As a quite inexperienced xgboost user, I found documentation on distributed xgboost using YARN and there’s also mentioning about xgboost + Spark but not much else.

Is it possible to use distributed xgboost “standalone”? Maybe with dmlc-submit --cluster ssh?

I’ve also seen xgboost can run on MPI. Does it just mean rabit uses MPI instead of directly using TCP sockets? Should I expect a performance difference between MPI vs. no-MPI?

Is xgboost + Spark the “recommended” way for distributing xgboost?

Thanks!

thvasilo · August 9, 2018, 11:43pm

Hello Jinliang,

In my experience the easiest way to launch distributed XGBoost clusters is to use EMR to launch a YARN cluster and then install XGBoost manually and launch jobs through YARN.

Setting up manual SSH access would be a real pain with permissions etc.

I have a couple scripts to automate the setup, I’ll try to post them soon to make launching ad-hoc clusters easier.

If you only want to run XGBoost jobs I’d stay use standalone XGBoost through YARN and skip the Spark layer.

–Theo

codyyang · August 10, 2018, 1:49am

@jinliangwei If you really want to run distributed xgboost through ssh, you could refer to the implementation of ‘dmlc-submit --cluster local’.

Running xgboost on MPI means xgboost uses the MPI implementation of allreduce and broadcast, which doesn’t have the ‘checkpoint’ mechanism supported by rabit. As to performance, I can’t say anything.

jinliangwei · August 10, 2018, 2:29am

Thanks. I don’t really mind setting up SSH, etc – I’ve done it many times before. The dollar cost on EMR would be a bigger concern for me right now.

jinliangwei · August 10, 2018, 2:41am

Thanks all. @codyyang @thvasilo I guess I didn’t make myself clear before. Launching processes on distributed machines isn’t a problem for me. What I meant to ask was – if I actually use SSH to launch processes, do I need to provide any additional arguments or environment variables to xgboost?

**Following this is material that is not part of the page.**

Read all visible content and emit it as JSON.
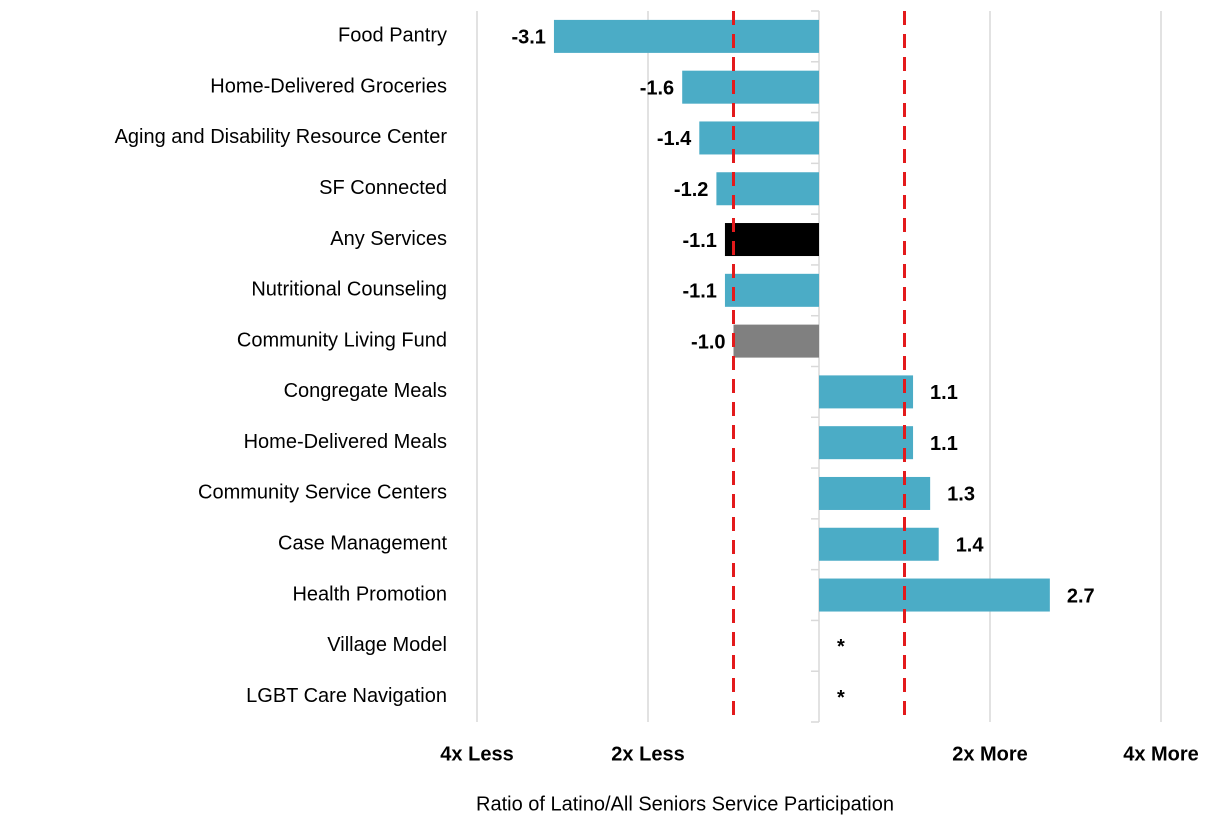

codyyang · August 10, 2018, 3:36am

@jinliangwei In order to run distributed xgboost, you should start a rabit tracker, provide the ip and port of your rabit tracker to xgboost instance through environment variables rabit_tracker_uri and rabit_tracker_port.

There 's a implementation of rabit tracker in python.

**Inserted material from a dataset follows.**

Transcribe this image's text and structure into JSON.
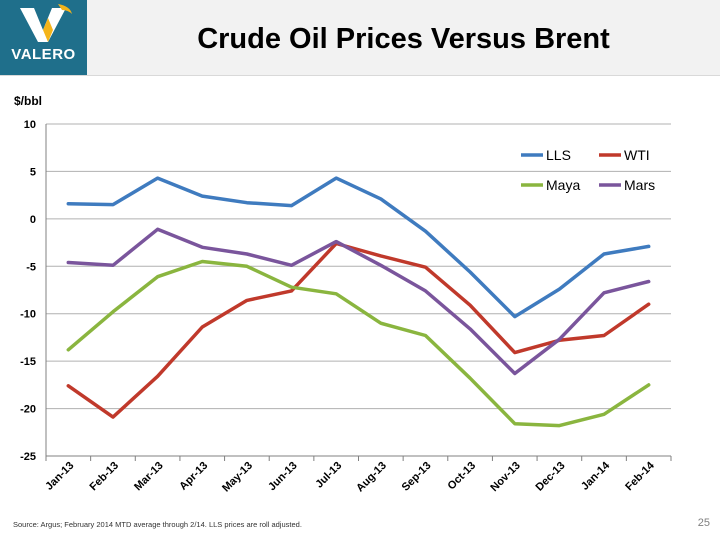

jinliangwei · August 10, 2018, 7:19am

Great, thank you!

But did you actually mean dmlc-submit --cluster ssh when you said dmlc-submit --cluster local? I thought local was for lauching local jobs.

codyyang · August 10, 2018, 7:55am

I’m afraid there’s no ‘ssh’ support for the --cluster option.
You could read the code of the ‘local’ version, make a little change to it, to support ssh connection.

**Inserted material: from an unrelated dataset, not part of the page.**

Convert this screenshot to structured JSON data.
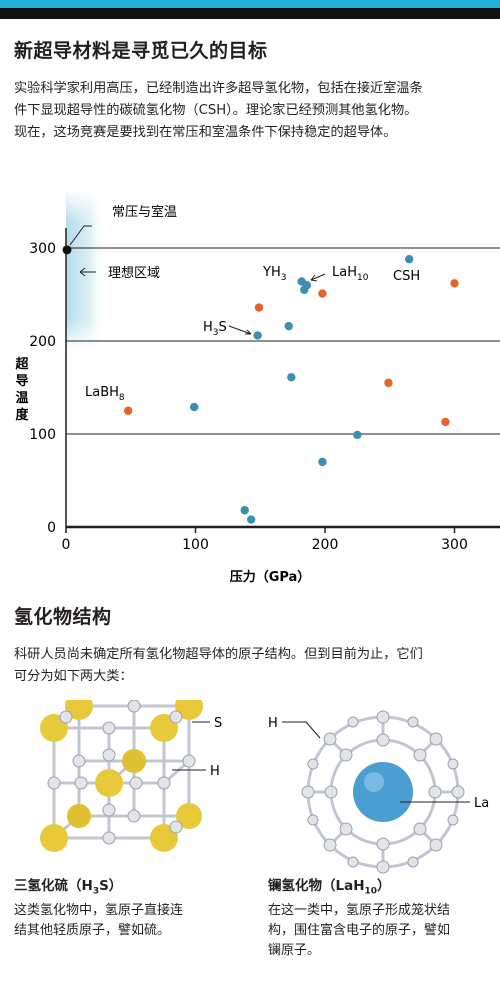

jinliangwei · August 10, 2018, 6:36pm

Thank you! There is already a ssh version. I had to add ssh to submit.py, but it seems to work just fine.

Regarding xgboost on MPI, I thought xgboost always uses rabit and rabit has an MPI engine. Does xgboost on MPI mean it uses rabit’s MPI engine? And do you mean that rabit’s MPI engine doesn’t support checkpointing?

codyyang · August 13, 2018, 1:14am

AFAIK, rabit is a ‘tailored’ version of MPI, it only implements the allreduce and broadcast API of MPI. Xgboost could use both rabit and MPI interchangably as the underlying data sync engine, but with rabit only, you got the additional ‘checkpoint’ supporting.